Answer:
The first term is 3, and the common difference is 2.
Explanation:
The nth term of an arithmetic sequence is:
a = a₀ + d (n − 1)
We are given two equations:
a₄ a₁₀ = 189
a₈ = 2 a₃ + 3
Where:
a₃ = a₀ + d (3 − 1) = a₀ + 2d
a₄ = a₀ + d (4 − 1) = a₀ + 3d
a₈ = a₀ + d (8 − 1) = a₀ + 7d
a₁₀ = a₀ + d (10 − 1) = a₀ + 9d
Substituting:
(a₀ + 3d) (a₀ + 9d) = 189
a₀ + 7d = 2 (a₀ + 2d) + 3
Two equations, two variables.

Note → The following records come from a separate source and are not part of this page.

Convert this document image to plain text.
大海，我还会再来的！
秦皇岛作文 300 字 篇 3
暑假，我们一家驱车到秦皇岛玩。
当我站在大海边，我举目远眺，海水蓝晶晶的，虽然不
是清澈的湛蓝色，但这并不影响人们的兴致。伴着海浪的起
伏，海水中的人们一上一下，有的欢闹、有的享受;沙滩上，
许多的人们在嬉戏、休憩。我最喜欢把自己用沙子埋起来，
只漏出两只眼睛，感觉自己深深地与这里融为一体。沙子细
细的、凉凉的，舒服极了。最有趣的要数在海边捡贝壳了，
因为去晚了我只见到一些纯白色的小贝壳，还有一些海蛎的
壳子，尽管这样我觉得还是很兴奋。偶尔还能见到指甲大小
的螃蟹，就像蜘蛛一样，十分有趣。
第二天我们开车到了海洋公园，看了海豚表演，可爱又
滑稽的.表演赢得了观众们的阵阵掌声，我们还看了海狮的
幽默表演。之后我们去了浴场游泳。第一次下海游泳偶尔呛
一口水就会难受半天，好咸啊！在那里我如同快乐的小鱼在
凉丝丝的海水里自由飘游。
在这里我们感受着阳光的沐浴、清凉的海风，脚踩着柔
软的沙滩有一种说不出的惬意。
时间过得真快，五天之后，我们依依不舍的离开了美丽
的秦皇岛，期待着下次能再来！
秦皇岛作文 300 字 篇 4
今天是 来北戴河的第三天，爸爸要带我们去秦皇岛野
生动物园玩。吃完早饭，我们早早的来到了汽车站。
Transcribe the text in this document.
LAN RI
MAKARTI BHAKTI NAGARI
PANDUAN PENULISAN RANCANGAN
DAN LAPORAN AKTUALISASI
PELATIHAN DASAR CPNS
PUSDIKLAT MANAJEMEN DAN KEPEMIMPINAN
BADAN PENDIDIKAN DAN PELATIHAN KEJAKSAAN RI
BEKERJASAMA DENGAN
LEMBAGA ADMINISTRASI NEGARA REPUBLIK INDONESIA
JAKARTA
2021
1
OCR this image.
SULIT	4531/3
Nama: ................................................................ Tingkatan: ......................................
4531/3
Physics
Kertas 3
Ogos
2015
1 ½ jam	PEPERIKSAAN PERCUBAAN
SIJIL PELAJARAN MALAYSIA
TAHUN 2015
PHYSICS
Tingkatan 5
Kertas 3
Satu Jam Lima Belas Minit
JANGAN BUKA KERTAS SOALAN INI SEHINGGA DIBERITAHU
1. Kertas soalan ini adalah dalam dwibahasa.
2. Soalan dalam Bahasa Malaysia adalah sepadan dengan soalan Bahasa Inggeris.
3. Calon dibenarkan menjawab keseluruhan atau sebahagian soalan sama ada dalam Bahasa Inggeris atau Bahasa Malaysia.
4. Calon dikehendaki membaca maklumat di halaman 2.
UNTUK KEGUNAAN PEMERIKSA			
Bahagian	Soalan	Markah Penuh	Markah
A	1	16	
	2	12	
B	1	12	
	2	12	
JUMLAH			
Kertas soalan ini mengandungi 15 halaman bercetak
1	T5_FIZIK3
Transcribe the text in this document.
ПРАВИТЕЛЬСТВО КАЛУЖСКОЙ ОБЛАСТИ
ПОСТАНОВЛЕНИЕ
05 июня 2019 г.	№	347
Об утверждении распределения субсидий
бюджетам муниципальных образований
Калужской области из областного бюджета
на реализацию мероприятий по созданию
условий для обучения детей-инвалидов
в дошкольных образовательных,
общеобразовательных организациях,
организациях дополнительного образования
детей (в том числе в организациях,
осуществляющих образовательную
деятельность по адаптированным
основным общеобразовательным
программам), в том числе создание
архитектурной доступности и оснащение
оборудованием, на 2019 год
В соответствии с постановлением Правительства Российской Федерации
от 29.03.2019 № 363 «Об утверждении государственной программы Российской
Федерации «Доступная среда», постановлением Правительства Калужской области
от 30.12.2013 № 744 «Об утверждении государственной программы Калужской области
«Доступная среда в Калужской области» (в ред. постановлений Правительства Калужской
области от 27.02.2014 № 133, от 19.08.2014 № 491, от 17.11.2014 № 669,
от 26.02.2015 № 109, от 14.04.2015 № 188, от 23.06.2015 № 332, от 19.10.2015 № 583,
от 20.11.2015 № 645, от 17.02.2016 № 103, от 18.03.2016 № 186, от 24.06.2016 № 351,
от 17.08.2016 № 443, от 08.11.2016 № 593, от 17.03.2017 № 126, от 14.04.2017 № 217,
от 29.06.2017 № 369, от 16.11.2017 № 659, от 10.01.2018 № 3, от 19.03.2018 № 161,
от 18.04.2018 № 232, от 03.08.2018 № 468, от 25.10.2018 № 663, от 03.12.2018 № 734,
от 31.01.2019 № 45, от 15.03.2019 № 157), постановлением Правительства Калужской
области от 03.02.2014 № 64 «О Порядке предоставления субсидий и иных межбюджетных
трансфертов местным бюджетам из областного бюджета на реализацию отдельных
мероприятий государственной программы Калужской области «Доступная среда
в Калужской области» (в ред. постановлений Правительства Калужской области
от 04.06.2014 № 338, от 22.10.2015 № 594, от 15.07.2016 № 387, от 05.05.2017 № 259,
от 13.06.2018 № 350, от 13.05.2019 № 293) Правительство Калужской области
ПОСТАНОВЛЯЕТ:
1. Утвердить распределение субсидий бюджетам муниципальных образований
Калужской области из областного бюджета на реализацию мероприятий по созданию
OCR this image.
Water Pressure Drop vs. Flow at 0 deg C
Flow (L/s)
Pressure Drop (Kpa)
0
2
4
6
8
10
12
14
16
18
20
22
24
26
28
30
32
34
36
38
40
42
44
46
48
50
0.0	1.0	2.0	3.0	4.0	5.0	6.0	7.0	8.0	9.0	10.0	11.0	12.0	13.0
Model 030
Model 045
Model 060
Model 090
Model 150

First, simplify:
a₀² + 12 a₀ d + 27d² = 189
0 = a₀ − 3d + 3
Solve for a₀ in the second equation and substitute into the first:
a₀ = 3d − 3
(3d − 3)² + 12 (3d − 3) d + 27d² = 189
9d² − 18d + 9 + 36d² − 36d + 27d² = 189
72d² − 54d − 180 = 0
4d² − 3d − 10 = 0
4d² − 3d − 10 = 0
(d − 2) (4d + 5) = 0
d = -1.25 or 2
a₀ = 3d − 3
a₀ = -6.75 or 3
If a₀ = -6.75 and d = -1.25:
a₄ a₁₀ = -10.5 × -18 = 189
a₈ / a₃ = -15.5 / -9.25 = 1 R 6.25
Extraneous solution
If a₀ = 3 and d = 2:
a₄ a₁₀ = 9 × 21 = 189
a₈ / a₃ = 17 / 7 = 2 R 3
The first term is 3, and the common difference is 2.